O projeto da Filandorra—Teatro do Nordeste “Há… teatro de ROBERTOS por toda a Freguesia”, em homenagem à escritora vila-realense Luísa Dacosta, e um dos vencedores do Orçamento Participativo 2017 promovido e implementado pela Junta de Freguesia de Vila Real, vai arrancar no dia 09 de Maio dinamizando Escolas, Bairros e Centro Histórico da cidade, e recordar a tradição popular dos espetáculos de rua preservando assim a memória e a tradição junto das comunidades das zonas habitacionais da Freguesia de Vila Real.

Com este projeto teatral, “miúdos e graúdos” vão ter a oportunidade de reviver as festas de outros tempos em que os Robertos e as suas barraquinhas eram a atracão muito ansiada nas festas e romarias da “bila”, e que Luísa Dacosta “rememorou” na obra Robertices, obra que integra o Plano Nacional de Leitura. Os bonecos farão soltar a imaginação dos mais pequenos e saber como se divertiam as crianças de outros tempos… e aos mais crescidos recordar os “velhos” tempos, proporcionando um verdadeiro encontro intergeracional, de partilha de saberes e experiências.

A festa dos Robertos que empolgava Luísa Dacosta nos seus tempos de criança é recreada pela Filandorra numa performance lúdica e estética em que atores/animadores/manipuladores e público compõem a palavra Robertices a partir das dez letras do abecedário, também elas “robertos” de madeira nas mãos do público que assiste sentado no chão em grandes lonas de pano-cru, organizando uma plateia “à moda antiga”.

“O freguês caloteiro” que a autora fixou em texto dramático na obra Robertices é a primeira história popular a apresentar, e conta a história de um freguês que vai ao barbeiro, corta o cabelo e faz a barba mas não quer pagar… grande confusão e eis que entram a ação as “pauladas” características do teatro robertos que “sonavam” de forma hilariante na cabeça de pau do freguês e faziam rir a “bandeiras despregadas”. O segundo texto a apresentar é a tradicional história da Carochinha… que na versão de Luísa Dacosta ganha um cunho transmontano com a introdução de animais característicos da região como o burro, o porco, o cão, o gato, entre outros.

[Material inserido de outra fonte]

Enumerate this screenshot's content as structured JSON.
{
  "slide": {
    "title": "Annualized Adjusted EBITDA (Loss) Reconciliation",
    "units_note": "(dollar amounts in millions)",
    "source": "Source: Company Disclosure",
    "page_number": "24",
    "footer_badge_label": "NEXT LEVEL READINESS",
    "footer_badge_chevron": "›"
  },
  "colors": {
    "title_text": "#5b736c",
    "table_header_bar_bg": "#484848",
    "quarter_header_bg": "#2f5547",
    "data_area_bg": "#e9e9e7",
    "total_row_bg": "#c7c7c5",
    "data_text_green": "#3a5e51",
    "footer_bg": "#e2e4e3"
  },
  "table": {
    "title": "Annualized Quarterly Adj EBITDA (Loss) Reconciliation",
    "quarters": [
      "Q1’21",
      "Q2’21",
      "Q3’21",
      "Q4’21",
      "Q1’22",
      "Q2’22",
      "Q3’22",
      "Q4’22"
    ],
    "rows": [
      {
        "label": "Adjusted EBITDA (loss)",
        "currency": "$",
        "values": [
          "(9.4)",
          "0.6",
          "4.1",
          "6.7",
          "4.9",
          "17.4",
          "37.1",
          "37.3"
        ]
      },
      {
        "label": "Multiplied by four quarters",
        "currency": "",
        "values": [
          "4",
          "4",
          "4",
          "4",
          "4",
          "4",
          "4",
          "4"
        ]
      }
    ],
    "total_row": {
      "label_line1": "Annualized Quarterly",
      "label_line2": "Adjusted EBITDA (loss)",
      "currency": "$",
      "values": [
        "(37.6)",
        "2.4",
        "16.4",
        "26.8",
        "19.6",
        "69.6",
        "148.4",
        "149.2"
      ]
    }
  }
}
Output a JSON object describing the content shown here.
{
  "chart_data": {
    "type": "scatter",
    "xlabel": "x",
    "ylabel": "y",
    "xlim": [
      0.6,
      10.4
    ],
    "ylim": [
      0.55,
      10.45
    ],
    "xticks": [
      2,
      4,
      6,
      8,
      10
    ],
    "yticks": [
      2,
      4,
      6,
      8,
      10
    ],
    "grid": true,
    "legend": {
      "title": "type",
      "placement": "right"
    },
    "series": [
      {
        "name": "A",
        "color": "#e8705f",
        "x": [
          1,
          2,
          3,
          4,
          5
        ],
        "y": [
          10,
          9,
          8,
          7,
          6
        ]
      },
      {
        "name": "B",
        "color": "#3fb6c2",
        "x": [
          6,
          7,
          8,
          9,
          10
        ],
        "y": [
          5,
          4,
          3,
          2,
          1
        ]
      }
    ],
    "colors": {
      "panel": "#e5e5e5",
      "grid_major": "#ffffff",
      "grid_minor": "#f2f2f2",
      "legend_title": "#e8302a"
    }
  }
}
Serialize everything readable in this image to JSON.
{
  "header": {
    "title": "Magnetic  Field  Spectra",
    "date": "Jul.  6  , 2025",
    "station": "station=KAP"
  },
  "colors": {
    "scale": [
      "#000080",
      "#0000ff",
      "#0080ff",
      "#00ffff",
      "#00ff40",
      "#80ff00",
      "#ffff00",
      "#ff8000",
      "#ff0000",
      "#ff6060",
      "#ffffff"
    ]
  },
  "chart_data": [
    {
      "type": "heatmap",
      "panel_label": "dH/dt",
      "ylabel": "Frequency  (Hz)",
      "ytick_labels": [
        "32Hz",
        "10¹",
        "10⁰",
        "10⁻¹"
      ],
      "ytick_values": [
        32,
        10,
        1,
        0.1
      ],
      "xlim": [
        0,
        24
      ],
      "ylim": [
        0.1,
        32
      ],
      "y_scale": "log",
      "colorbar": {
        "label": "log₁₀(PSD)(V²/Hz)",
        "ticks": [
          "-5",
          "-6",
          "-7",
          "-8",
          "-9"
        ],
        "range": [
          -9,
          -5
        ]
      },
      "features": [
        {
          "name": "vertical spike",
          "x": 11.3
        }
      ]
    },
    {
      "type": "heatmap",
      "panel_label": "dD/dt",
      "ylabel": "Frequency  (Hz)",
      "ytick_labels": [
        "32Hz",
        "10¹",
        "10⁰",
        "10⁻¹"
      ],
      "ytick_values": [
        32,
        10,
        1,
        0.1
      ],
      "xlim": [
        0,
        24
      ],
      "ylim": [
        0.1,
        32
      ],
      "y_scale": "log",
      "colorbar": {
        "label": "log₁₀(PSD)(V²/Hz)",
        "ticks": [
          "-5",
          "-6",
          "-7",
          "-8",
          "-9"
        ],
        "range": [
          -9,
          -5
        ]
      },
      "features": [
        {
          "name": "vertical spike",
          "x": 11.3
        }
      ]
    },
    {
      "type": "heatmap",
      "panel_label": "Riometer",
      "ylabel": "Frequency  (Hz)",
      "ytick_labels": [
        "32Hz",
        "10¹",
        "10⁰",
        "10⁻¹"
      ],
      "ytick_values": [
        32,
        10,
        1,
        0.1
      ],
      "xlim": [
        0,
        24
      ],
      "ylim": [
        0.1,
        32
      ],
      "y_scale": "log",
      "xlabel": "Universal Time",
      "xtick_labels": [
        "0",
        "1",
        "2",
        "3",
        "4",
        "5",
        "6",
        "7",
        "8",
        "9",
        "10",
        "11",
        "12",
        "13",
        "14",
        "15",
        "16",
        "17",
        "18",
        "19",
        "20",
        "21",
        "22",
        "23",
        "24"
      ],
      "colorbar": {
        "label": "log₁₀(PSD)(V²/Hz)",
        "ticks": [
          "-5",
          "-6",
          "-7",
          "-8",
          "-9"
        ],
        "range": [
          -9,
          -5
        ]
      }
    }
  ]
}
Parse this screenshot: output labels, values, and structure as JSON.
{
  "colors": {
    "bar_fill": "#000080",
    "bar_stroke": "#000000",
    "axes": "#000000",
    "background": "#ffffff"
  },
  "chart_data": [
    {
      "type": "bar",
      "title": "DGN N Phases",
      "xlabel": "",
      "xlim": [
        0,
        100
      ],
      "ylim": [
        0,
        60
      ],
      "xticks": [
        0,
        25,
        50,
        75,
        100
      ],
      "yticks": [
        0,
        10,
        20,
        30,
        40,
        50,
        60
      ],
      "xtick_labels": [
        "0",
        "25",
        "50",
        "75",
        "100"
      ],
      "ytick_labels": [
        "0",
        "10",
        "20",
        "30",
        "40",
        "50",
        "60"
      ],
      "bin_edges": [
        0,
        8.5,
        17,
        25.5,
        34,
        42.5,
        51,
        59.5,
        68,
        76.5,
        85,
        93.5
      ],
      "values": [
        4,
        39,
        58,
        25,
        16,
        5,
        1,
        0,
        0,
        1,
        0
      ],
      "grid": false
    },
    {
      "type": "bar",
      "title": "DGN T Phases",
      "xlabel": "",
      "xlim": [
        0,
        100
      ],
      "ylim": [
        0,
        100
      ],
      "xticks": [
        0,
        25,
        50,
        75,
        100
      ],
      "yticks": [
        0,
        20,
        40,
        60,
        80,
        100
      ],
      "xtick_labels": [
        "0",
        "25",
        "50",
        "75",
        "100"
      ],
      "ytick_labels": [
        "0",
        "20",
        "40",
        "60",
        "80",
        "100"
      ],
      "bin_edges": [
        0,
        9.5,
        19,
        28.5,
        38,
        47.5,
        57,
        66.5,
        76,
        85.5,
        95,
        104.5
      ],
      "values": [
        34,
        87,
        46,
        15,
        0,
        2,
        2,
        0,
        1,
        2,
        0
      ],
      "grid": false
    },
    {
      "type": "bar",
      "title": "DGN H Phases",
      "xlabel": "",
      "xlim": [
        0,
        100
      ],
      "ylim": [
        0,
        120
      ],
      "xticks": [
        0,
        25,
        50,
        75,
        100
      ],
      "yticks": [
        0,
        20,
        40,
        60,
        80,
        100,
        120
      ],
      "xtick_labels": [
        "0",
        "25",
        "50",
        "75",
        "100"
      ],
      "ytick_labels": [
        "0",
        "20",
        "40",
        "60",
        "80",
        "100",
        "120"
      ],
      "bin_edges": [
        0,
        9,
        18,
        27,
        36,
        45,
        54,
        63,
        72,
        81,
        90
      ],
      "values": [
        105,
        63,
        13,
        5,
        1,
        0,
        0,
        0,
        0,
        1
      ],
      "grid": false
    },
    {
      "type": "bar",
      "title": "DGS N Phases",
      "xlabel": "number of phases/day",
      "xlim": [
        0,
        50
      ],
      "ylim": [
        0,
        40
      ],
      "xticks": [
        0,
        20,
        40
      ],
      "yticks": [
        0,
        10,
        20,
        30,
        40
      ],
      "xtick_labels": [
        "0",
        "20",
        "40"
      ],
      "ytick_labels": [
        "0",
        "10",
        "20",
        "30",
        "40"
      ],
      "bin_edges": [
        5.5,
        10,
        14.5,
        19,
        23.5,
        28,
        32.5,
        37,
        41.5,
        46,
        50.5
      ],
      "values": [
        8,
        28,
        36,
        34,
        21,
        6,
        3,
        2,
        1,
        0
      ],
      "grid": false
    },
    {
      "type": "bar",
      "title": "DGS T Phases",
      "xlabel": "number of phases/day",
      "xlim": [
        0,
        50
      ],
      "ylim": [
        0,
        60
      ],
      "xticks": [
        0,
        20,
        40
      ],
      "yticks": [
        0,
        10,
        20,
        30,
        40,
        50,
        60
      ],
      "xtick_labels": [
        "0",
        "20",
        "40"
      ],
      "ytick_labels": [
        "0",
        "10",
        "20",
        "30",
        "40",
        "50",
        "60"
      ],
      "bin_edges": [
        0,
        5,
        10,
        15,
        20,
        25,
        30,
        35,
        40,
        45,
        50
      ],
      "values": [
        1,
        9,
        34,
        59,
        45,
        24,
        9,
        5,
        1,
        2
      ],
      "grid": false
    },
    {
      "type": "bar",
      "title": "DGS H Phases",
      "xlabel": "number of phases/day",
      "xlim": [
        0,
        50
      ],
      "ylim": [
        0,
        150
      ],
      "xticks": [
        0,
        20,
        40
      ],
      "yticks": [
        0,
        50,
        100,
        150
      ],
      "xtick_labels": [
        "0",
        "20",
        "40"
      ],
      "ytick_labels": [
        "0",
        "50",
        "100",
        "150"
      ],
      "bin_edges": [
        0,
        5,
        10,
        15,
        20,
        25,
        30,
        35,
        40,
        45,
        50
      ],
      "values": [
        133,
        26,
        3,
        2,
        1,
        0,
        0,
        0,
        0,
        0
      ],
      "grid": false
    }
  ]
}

O projeto arranca no bairro histórico dos Ferreiros com a apresentação de Robertices pelas 10h00, para toda a comunidade escolar (alunos, encarregados de educação, educadores e professores) numa sessão aberta a toda a comunidade, permitindo assim reforçar a partilha de saberes e experiências entre comunidade educativa e os habitantes do bairro. O projeto vai ainda percorrer outras zonas habitacionais da Freguesia, a saber: Bairro de São Vicente de Paula, Bairro da Araucária, Largo do Pelourinho, Timpeira, Flores e Bairro de Almodena, privilegiando os espaços públicos ao ar livre, “debaixo” das frondosas árvores da freguesia, ponto de encontro dos habitantes da freguesia sobretudo dos mais “antigos”.

A sessão de encerramento do projeto decorre no dia 12 de Maio a partir das 10h30, em pleno centro histórico – Largo do Pelourinho, numa sessão que pretende ser de “encontro” e festa das famílias (avós, filhos e netos) e turistas que nos visitam.

Com este projeto, a Filandorra homenageia a escritora vila-realense Luísa Dacosta, que nas primeiras páginas de “Robertices” recorda esta tradição popular dos espetáculos de rua: “No tempo em que havia tempo para ter tempo e um dia sem escola podia ser uma eternidade, a festa eram os robertos. Debruçados do varandim de estopa da barraquinha faziam momices com as suas cabeças de pau, sem rosto, vestidos com balandrauzinhos de chitas, que escondiam as mãos dos bonecreiros, que os agitavam, os desfaziam em vénias ou lhes socavam o pau das cabeças rijas! Tão depressa eram toureiros, barbeiros desesperados com fregueses de bolsos vazios, como princesas magalonas, cavaleiros, o próprio demo, o que fosse”.